Türk kentlerinde meydanların olmadığını yineleyen bir başka görüş ise, Türk kentlerinde kendi kendini yönetme anlayışının olmamasıdır. Burada batıdaki kentsel meydanların birçoğunun belediye veya hükümet binaları sayesinde oluştuğu vurgulanmaktadır. Fakat bu durum Osmanlı devletinde XIX. Yüzyılın ortalarına gelindiğinde geçerliliğini yitirmiştir. Tanzimat döneminde (1839-1908) gerçekleştirilen kentsel dönüşüm ve reformlar sayesinde oluşturulan hükümet binalarının çevresinde batı şehirlerindeki gibi bir kamusal mekân ve meydan anlayışı Türk şehirlerinde de
görülmeye başlanmıştır.
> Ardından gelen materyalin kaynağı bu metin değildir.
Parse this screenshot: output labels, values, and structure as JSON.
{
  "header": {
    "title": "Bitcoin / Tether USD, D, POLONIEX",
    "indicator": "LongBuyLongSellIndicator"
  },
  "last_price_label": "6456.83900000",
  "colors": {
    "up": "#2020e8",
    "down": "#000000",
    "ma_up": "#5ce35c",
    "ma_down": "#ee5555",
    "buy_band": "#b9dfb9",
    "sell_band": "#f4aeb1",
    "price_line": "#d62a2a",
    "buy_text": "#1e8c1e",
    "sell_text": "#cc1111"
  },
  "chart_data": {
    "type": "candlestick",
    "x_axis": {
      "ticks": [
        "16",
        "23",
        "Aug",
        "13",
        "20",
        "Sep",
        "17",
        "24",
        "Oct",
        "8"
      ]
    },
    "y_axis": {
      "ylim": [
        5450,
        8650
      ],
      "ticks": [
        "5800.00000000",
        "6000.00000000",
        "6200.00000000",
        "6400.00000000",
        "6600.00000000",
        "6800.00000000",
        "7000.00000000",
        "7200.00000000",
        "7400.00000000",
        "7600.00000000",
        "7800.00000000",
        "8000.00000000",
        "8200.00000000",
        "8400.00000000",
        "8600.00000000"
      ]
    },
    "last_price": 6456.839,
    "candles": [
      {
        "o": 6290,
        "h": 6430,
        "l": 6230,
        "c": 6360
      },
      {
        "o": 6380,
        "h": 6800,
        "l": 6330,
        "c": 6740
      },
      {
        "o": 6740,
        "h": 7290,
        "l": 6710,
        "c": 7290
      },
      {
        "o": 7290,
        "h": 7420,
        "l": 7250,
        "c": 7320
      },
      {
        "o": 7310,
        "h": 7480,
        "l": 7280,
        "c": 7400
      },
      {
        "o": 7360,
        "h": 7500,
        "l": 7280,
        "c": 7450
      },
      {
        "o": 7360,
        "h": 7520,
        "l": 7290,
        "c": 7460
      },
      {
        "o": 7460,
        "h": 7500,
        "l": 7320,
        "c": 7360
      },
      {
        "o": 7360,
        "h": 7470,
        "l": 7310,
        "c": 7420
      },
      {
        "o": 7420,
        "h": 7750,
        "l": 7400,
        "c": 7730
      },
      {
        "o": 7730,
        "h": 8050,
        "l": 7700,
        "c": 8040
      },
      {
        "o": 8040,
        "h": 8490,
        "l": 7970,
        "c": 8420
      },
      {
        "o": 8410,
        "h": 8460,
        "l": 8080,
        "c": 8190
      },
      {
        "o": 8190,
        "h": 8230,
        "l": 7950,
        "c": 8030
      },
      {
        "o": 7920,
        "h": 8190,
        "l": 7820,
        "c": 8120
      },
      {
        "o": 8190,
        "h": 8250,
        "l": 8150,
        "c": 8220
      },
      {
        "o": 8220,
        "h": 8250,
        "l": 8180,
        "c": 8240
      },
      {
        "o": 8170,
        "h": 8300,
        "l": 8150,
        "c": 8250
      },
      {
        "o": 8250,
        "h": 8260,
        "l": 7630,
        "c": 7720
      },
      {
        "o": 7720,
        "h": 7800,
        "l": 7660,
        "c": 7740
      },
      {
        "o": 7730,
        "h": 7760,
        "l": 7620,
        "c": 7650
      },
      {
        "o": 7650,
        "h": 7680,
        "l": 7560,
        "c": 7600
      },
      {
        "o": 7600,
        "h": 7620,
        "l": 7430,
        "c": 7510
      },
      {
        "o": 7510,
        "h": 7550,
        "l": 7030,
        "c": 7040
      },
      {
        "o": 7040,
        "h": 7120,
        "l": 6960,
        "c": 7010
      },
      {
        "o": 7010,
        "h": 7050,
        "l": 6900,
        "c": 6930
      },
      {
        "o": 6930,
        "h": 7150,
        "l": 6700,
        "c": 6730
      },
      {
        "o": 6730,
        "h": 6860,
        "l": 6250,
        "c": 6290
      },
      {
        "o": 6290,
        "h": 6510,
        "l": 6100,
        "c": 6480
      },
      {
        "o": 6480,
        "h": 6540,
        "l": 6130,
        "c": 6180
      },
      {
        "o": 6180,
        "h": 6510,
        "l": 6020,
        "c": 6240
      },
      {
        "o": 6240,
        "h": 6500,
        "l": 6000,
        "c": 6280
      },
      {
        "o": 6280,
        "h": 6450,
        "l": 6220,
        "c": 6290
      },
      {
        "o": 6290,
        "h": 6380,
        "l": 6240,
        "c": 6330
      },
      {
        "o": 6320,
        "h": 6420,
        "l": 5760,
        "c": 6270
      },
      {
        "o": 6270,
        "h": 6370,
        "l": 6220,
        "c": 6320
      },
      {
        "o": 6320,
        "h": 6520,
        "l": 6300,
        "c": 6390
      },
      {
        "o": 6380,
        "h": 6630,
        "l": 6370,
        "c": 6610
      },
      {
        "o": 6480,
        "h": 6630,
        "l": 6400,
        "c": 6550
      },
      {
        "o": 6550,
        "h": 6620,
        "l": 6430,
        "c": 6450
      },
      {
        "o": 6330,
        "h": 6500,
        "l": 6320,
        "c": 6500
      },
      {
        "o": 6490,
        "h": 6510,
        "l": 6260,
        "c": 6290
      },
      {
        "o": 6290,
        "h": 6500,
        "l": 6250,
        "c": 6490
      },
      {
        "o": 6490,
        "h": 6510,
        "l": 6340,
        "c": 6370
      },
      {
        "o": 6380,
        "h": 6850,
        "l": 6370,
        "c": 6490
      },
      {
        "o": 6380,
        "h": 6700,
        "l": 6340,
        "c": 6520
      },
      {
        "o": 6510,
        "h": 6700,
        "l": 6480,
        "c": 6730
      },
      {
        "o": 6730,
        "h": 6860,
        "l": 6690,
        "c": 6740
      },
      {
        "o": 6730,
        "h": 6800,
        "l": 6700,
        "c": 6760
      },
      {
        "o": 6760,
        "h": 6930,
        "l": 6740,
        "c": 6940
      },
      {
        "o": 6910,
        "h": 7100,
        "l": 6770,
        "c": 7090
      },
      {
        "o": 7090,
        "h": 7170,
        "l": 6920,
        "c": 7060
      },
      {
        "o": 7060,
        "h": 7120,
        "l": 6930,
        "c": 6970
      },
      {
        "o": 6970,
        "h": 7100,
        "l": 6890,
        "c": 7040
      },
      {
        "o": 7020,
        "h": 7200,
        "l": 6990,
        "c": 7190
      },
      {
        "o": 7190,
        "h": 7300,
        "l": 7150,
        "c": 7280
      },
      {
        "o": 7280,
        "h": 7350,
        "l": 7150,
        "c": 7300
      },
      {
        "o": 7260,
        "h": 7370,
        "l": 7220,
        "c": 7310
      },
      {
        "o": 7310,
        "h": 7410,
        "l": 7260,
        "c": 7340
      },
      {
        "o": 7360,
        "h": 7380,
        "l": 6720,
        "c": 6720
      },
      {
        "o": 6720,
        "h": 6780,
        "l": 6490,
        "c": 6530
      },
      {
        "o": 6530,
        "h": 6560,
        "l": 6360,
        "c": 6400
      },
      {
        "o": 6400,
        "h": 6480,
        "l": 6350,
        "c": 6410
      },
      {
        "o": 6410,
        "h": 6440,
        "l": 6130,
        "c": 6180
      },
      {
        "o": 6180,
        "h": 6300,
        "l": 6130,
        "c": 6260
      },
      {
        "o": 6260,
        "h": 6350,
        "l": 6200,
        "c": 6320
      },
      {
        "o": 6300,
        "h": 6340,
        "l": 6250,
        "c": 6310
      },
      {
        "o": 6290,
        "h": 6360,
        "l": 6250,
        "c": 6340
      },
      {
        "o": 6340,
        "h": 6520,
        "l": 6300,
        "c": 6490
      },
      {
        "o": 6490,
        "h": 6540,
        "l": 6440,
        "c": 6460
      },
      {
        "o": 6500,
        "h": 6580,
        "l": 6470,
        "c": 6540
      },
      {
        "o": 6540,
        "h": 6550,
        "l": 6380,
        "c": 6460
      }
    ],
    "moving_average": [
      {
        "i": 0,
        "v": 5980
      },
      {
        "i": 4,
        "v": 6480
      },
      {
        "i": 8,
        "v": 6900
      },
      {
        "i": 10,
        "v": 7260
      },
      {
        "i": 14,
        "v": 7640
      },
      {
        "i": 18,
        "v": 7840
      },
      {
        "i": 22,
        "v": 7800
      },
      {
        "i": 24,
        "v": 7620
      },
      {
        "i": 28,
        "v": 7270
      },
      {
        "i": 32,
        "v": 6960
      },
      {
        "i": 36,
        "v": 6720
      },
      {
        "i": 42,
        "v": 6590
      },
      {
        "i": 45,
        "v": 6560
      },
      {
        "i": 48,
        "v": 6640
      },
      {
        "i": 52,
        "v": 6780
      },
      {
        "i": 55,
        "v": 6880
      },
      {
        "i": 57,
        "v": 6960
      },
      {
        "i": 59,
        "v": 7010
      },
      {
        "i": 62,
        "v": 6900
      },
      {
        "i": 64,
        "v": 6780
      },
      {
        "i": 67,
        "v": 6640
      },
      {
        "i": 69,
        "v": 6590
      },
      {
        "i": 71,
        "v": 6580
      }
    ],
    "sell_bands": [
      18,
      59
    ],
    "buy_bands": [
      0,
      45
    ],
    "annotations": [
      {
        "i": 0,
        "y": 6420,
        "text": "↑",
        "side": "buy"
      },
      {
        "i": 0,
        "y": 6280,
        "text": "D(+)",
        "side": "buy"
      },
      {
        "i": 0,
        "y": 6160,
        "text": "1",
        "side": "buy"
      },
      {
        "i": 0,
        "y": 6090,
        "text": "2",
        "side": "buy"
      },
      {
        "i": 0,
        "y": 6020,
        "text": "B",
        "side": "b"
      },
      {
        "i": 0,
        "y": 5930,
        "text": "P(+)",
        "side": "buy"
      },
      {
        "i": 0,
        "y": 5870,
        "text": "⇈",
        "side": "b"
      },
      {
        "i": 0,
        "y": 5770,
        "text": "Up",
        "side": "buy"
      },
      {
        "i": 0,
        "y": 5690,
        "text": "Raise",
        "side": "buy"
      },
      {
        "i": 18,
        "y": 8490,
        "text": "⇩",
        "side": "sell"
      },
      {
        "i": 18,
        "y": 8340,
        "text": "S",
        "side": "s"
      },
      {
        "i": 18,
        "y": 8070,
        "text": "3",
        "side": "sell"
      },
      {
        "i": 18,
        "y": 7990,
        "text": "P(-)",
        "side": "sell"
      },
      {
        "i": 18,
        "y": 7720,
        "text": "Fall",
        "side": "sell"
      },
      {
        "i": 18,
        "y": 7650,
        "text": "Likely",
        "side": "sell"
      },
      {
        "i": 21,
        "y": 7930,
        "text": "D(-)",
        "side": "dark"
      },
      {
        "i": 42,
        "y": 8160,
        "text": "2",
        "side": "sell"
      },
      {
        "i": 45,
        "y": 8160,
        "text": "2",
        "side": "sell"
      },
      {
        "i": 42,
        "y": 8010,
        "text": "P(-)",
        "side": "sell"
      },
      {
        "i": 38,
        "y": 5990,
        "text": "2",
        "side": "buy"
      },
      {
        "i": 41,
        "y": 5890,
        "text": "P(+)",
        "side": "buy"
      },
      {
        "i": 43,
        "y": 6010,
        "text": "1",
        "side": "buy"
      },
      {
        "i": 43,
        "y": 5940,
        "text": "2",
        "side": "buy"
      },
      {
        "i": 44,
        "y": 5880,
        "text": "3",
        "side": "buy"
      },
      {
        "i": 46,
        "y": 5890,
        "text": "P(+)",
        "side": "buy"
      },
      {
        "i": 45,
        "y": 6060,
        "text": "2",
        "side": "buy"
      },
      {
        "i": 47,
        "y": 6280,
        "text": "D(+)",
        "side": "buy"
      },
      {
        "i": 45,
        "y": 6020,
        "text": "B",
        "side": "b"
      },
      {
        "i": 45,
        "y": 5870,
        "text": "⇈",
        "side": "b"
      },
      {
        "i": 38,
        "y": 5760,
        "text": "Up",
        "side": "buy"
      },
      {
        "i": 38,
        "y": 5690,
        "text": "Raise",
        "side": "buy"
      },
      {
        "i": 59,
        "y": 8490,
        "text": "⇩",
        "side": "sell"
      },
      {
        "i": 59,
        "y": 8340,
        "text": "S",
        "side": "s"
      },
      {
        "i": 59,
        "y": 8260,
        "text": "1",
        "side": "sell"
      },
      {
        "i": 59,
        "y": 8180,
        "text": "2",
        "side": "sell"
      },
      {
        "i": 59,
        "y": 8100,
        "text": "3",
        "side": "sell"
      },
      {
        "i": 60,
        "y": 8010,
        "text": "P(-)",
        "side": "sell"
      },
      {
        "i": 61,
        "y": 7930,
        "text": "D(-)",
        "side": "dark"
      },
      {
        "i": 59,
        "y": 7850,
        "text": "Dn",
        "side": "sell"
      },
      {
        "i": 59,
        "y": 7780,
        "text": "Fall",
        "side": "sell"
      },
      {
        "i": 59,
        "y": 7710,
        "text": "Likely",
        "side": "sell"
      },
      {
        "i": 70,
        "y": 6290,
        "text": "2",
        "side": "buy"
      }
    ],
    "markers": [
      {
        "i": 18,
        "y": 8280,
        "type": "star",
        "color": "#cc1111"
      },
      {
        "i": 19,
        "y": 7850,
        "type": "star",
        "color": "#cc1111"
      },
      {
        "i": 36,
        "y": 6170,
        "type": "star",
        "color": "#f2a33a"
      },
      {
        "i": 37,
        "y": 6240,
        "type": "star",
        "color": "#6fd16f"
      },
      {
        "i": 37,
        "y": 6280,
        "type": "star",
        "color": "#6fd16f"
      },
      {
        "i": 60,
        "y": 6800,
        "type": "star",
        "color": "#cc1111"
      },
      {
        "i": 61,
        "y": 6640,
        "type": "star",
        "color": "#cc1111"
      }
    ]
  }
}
Zaten birçok Avrupa kentinde meydanlar, belediye ya da yönetim binalarının dış mekânıdır.
Görüldüğü üzere, eski Osmanlı şehirlerinde Avrupa’da geçerli olan meydan kavramının bulunmadığı aşikârdır. Fakat Türk şehirlerini meydanlar konusunda değerlendirirken farklı bir perspektiften bakılması icap eder. Öncelikle Osmanlı şehirlerinde meydanların kendisine özgü bir mimari tarzı olmasa da, bu bir meydan
bulunmadığı anlamıma gelmemelidir. Osmanlı şehirleri Avrupa kentleriyle kıyaslama
yapmadan, kendi içinde değerlendirilirse kamusal mekânlar arasına meydanın da dâhil
olduğunu görürüz.
Osmanlı şehirlerinde yer alan kamusal mekânlar, İslamiyet’e bağlı dinsel ve sosyal anlayışa göre şekillenmiştir. Meydan olarak cami ve külliyelerin iç ve dış avlusu kentsel ortak kullanım için açık mekân olarak kullanılmıştır. Bu tür açık mekânlar simetrik belli bir geometrik şekli yansıtırken, bunun dışında kendiliğinden gelişmiş ya da sokakların biçimlenmesiyle oluşmuş mahalle içindeki küçük meydanlardan bahsedilebilir. Bu meydanlar toplumun dini, kültürel, sosyal, ticari eğitimsel, eğlence ve ulaşım gibi işlevsel gereksinimlerin sonucu şekillenmiş kentsel mekânlardır. Osmanlı Devleti'nde meydanlar, Okmeydanı, At Meydanı, İskele Meydanı, Hükümet Meydanı vb gibi işlevlerine göre isimlendirilmiştir. Avrupa şehirlerindeki meydanlarla işlevsel olarak benzerlikler olsa bile şekil ve biçim açısından oldukça farklıdır.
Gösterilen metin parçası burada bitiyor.